Die aktuellen Maßnahmen zu Pandemiebekämpfung gelten bis zum 14. Februar. Am Mittwoch beraten die Ministerpräsidentinnen und Ministerpräsidenten der Bundesländer mit Bundeskanzlerin Angela Merkel (CDU) über das weitere Vorgehen. In einer Umfrage der "Bild am Sonntag" sprachen sich 78 Prozent der Befragten dafür aus, dass die Schulen ab dem 15. Februar geöffnet werden.

Bundespräsident Steinmeier sprach sich dafür aus, bei einer Lockerung Kitas und Schulen als erstes zu öffnen. Er halte den "Zugang zu Kitas und Schulen für besonders bedeutsam", sagte Steinmeier der "Rheinischen Post" (Samstag). Zugleich unterstrich er die Notwendigkeit einer Öffnungsstrategie: "Die Grundrechte einzuschränken ist keine Kleinigkeit, und ihre Ausübung wiederherzustellen ist die Pflicht der Politik, sobald die Infektionslage das zulässt."

Der Präsident des Deutschen Kinderhilfswerks, Thomas Krüger, forderte, die Bedürfnisse von Kindern stärker zu berücksichtigen. "Wenn es um Lockerungen geht, müssen die Kinder zuerst dran sein", sagte er der "Neuen Osnabrücker Zeitung" (Samstag). "Bisher kann nicht davon ausgegangen werden, dass Kinder die Hauptinfektionstreiber sind, daher müssen die Schulen und Kitas umgehend wieder öffnen, wenn die Pandemielage es zulässt."
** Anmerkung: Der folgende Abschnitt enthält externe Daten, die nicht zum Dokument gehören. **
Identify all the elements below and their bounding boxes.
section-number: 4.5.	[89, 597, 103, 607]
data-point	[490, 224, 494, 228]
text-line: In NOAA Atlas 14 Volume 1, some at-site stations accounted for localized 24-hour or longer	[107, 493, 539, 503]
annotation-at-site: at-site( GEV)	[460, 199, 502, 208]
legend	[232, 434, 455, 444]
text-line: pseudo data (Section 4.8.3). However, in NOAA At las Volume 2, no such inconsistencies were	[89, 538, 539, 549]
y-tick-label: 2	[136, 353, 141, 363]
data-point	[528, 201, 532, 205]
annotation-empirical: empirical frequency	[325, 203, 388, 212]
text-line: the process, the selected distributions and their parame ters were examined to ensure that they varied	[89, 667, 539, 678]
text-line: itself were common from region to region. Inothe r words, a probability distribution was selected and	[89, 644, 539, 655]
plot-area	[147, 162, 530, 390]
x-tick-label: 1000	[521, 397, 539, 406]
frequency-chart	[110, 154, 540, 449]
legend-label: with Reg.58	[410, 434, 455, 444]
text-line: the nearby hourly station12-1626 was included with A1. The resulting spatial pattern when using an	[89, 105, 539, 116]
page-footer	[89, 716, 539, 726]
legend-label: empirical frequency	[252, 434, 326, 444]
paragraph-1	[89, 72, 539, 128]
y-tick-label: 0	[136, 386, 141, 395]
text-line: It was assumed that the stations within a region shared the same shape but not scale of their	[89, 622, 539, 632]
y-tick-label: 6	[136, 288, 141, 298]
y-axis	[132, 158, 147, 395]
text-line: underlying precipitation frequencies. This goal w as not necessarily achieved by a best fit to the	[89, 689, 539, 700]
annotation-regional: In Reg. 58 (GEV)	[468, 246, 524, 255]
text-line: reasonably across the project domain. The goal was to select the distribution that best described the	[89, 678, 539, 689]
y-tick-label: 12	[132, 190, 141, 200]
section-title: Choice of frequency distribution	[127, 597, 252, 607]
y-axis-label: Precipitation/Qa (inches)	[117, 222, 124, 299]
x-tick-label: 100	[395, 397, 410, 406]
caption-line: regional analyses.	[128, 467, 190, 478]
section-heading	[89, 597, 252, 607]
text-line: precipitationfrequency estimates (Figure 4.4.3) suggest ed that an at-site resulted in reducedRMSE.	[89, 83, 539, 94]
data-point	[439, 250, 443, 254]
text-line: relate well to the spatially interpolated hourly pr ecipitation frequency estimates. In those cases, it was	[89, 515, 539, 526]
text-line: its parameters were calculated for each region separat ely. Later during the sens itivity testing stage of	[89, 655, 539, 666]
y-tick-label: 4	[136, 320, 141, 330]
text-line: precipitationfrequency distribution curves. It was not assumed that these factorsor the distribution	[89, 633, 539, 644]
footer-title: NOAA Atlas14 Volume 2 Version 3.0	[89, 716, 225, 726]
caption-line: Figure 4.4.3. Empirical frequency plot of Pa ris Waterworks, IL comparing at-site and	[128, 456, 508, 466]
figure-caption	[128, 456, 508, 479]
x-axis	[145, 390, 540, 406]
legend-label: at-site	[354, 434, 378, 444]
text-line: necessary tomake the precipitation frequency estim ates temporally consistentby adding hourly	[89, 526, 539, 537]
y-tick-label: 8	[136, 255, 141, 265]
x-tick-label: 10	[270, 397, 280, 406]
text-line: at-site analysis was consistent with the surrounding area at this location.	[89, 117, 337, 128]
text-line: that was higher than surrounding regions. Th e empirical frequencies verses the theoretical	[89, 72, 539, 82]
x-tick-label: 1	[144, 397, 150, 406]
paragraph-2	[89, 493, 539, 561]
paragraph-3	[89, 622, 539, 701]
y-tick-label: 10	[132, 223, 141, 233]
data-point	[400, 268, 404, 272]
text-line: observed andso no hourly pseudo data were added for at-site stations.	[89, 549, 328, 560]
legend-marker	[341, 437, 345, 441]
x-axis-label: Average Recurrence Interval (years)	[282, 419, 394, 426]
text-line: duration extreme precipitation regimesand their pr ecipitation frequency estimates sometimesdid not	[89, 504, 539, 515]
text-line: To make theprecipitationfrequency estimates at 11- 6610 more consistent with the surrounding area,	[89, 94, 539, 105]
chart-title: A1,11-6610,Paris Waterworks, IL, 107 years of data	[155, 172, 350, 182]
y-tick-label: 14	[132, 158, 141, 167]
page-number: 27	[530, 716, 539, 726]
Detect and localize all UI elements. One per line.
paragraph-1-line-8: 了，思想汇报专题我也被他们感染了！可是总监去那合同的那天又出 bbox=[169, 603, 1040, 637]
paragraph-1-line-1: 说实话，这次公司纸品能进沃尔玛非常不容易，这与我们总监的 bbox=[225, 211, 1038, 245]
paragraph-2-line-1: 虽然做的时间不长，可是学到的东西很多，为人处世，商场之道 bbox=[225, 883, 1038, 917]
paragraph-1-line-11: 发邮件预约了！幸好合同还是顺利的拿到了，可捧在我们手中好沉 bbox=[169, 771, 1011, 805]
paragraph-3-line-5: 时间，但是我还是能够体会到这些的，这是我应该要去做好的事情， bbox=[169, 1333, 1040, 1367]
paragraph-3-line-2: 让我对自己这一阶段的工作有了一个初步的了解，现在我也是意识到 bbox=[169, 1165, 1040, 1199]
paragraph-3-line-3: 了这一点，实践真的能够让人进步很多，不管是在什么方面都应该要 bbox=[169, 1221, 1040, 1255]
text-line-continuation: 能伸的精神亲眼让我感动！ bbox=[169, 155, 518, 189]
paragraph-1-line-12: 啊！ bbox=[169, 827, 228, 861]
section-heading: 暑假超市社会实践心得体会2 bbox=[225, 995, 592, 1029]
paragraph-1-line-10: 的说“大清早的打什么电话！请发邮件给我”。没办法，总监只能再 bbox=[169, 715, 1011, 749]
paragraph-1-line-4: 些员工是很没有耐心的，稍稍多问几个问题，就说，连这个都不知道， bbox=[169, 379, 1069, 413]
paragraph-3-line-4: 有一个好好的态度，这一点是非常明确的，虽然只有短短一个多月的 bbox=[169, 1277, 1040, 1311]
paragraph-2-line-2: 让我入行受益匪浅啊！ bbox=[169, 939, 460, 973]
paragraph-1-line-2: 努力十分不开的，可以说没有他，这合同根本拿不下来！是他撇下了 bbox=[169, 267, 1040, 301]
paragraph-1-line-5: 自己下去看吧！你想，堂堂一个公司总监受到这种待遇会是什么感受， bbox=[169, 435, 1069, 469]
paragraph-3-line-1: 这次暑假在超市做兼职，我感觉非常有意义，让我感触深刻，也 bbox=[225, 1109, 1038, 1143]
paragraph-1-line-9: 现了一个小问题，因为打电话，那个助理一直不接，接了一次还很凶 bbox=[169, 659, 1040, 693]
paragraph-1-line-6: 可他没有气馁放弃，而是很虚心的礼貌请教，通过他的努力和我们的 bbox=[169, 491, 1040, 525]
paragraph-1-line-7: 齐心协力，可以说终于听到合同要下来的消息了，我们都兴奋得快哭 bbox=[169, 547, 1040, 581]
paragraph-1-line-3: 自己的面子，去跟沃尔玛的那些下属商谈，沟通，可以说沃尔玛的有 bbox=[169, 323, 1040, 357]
SPD-Gesundheitsexperte Karl Lauterbach verwies auf die Folgen des Bewegungsmangels von Kindern und Jugendlichen, weil Schul- und Vereinssport entfalle. "Die motorischen Defizite, die sich gerade aufbauen, weil sich Kinder zu wenig bewegen und zum Teil auch zu schwer geworden sind, sind nicht unerheblich", sagte er der "FAS". "Diese Generation Kinder wird langfristig Schäden davontragen."

Lehrerverbände und Gewerkschaften forderten einen einheitlichen Stufenplan mit verbindlichen Kriterien für Schulöffnungen. "Mit diesem hätten Länder, Kreise und Städte dann mit Blick auf das Infektionsgeschehen vor Ort die Möglichkeit, flexibel zu agieren", sagte die Chefin der Gewerkschaft Erziehung und Wissenschaft (GEW), Marlis Tepe, dem RedaktionsNetzwerk Deutschland (Sonntag). "Das föderale Durcheinander muss endlich beendet werden." Zugleich warb sie für das Modell des Wechselunterrichts.

Bildungsministerin Karliczek sagte den Zeitungen der Funke Mediengruppe (Online/Montag): "Eine flächendeckende Rückkehr zu einem mehr oder weniger kompletten Präsenzunterricht in allen Schulen dürfte momentan wegen der allgemeinen Infektionslage vermutlich noch verfrüht sein." Vielleicht könne aber "mit großer Vorsicht ein erster Schritt gegangen werden".

Der CSU-Landesgruppenvorsitzende im Bundestag, Alexander Dobrindt, sieht dagegen bei einer Diskussion über Lockerungen des Pandemie-Maßnahmen nicht zwingend die Schulen an erster Stelle. Er könne sich eher eine Lockerung bei körpernahen Dienstleistungen vorstellen, sagte er dem "Münchner Merkur" (Samstag).